Erlang ships with two amazing command line utilities which you can use to run any application and connect to it any time you want. They are called run_erl and to_erl:

run_erl ./my_app /dir/for/logging iex -S mix

The command above will execute iex -S mix and give it a name of my_app and will log any entries to “/dir/for/logging”. Make sure the logging directory exists otherwise run_erl may fail silently.

Now you can connect to the iex terminal of that node at any time by doing this:

to_erl ./my_app

This means that, if you use run_erl to start Elixir with IEx inside Docker, you can connect to IEx and issue :init.stop/0 for proper node shutdown. :init.stop/0 will go application by application and shutdown their supervision tree respecting the configured timeouts.
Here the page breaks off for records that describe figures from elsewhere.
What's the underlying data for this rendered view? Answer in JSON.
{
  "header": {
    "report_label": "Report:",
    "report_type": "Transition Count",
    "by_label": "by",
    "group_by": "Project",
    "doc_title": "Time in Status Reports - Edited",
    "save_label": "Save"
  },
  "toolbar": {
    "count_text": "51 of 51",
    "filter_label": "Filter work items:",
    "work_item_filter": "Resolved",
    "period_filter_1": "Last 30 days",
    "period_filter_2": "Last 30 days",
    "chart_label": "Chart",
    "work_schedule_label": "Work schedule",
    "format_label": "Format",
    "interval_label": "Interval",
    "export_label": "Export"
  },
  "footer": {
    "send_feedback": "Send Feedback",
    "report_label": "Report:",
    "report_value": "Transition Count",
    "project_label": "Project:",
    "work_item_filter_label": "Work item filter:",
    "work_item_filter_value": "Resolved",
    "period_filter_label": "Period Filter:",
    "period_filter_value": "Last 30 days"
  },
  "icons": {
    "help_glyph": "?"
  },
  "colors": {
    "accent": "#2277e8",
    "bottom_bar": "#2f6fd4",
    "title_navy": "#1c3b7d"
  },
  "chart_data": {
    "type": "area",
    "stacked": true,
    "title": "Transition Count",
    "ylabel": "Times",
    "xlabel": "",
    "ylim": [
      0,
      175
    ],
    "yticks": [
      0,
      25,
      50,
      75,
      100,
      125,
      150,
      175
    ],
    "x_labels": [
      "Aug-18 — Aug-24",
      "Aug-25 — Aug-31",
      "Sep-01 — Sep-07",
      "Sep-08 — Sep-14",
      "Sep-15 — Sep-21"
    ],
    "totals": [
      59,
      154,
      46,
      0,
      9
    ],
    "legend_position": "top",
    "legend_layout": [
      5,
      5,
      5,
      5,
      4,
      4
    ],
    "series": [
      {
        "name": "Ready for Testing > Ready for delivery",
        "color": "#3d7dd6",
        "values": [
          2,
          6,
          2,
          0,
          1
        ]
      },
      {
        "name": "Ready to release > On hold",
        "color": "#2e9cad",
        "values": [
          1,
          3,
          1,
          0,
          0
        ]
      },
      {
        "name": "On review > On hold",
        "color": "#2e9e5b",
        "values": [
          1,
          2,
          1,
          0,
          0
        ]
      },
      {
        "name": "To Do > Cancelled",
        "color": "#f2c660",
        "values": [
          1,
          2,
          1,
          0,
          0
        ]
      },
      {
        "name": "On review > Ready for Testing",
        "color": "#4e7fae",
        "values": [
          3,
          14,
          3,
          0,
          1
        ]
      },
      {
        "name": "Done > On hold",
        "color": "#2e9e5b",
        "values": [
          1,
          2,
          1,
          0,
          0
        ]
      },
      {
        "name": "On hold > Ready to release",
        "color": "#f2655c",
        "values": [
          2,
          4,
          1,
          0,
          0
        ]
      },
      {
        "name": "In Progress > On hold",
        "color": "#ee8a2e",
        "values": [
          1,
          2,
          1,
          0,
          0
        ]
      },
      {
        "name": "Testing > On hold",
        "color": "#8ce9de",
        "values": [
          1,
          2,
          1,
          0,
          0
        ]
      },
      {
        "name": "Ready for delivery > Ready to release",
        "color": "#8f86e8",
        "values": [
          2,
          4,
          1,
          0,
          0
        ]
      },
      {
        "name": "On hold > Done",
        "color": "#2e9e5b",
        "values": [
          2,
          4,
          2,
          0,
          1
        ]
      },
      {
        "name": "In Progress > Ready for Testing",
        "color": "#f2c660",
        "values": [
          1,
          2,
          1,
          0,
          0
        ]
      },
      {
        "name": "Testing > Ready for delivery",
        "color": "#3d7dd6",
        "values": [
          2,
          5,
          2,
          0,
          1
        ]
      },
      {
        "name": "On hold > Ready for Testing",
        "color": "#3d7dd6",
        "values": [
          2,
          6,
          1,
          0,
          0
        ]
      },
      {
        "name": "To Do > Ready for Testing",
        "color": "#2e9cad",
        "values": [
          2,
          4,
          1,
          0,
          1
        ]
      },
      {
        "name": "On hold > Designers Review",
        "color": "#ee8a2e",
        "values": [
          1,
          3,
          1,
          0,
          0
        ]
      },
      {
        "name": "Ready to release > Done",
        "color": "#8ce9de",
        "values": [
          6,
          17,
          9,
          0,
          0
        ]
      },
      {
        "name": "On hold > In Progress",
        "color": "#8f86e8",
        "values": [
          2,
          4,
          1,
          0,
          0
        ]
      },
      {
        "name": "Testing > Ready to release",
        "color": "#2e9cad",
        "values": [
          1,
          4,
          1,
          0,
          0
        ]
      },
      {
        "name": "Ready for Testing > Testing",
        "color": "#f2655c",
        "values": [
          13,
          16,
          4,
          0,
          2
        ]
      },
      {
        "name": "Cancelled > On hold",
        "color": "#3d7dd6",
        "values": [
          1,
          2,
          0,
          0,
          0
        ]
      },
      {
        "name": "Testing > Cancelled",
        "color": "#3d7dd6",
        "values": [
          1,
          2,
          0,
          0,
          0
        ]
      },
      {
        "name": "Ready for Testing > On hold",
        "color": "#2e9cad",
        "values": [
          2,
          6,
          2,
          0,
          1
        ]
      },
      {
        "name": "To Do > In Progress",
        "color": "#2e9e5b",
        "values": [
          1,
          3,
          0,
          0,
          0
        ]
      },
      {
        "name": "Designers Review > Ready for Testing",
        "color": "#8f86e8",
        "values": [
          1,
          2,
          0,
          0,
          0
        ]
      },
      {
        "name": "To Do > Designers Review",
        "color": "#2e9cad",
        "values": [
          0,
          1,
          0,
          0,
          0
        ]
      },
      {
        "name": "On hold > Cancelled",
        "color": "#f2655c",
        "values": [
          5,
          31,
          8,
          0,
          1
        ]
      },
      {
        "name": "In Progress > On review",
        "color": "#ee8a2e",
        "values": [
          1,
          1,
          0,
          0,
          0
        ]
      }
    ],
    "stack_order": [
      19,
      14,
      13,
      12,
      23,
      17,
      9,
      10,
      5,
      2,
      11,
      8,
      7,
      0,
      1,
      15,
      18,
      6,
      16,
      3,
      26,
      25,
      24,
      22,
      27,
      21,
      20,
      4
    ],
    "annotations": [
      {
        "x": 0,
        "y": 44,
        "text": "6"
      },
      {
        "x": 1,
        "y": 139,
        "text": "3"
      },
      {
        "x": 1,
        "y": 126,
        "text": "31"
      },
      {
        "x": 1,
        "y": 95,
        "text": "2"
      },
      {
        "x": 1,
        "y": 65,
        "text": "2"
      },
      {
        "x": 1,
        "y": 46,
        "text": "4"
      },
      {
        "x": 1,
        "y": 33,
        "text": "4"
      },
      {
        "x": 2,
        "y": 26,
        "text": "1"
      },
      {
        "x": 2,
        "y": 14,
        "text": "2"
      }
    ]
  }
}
You can automate it by running:

echo ":init.stop" > to_erl ./my_app

And that’s it! If you are using releases, for example via Distillery, they handle this stuff automatically for you.

svsdehh · March 3, 2017, 9:25am

we have a very similar but slightly different use case.

we want to deliver a 503 on a health endpoint for some seconds on a sigterm, before the server is shutting down. we are using distillery for a phoenix micro service and the service is running in docker.

the reason for the 503 on the health endpoint is, so that the HAProxy in front of the service is recognizing that the service is going down before it is really down. so the service wont get any more request from the haproxy.

has anyone solved a similar situation or has any suggestions, how to solve this?

josevalim · March 3, 2017, 9:49am

Shouldn’t you rather tell HAProxy to disable any requests to that proxy directly after the new service is up without having the 503 indirection?

svsdehh · March 3, 2017, 11:32am

thanks for your answer, but that’s not how it works here with mesos and marathon.

marathon is only reporting the status quo to the HAProxy and not what he intends to do (e.g. shutting down services).

when marathon is shutting down a service, the service must therefore report a 503 via a health endpoint, so that the HA Proxy will remove the service before it is really shut down.

we are looking in the moment into distillery, how we can hook us into the sigterm trap, but we thought that maybe there are already some best practices for this usecase, so we do not have to reinvent the wheel.

josevalim · March 3, 2017, 12:18pm

You could have a plug that checks for a given application key and returns true if you should return 503.

Then you could have a function in your application, let’s say in the MyApp module that does this:

def slow_shutdown do
  # This is the value that the plug will check to know if it should return 503
  Application.put_env(:my_app, :shutting_down, true)
  # Let's wait a second before finally shutting down
  Process.sleep(60_000)
  # Finally turn everything off
  :init.stop
end

Now you can use the same tips I used above and instead of echo ":init.stop" > to_erl, you can do echo "MyApp.slow_shutdown" > to_erl. If you are using distillery, it is likely distillery ships with an option to run a module+function in the currently running node.

svsdehh · March 3, 2017, 12:33pm

thank you very much for your tip.

we will now see, that/how we can execute the code in the current node. that should do it then.

ValtteriL · March 5, 2025, 6:06pm

Stepping into the grave to provide others like me with a simple solution:

A received SIGTERM signal to beam will generate a ‘stop’ message to the init process and terminate the Erlang VM nicely. This is equivalent to calling init:stop/0.

Erlang/OTP 19.3 Release Notes

Thus, since version 19.3, applications will terminate gracefully on SIGTERM.

This makes containerized deployments simpler than playing with run_erl or to_erl.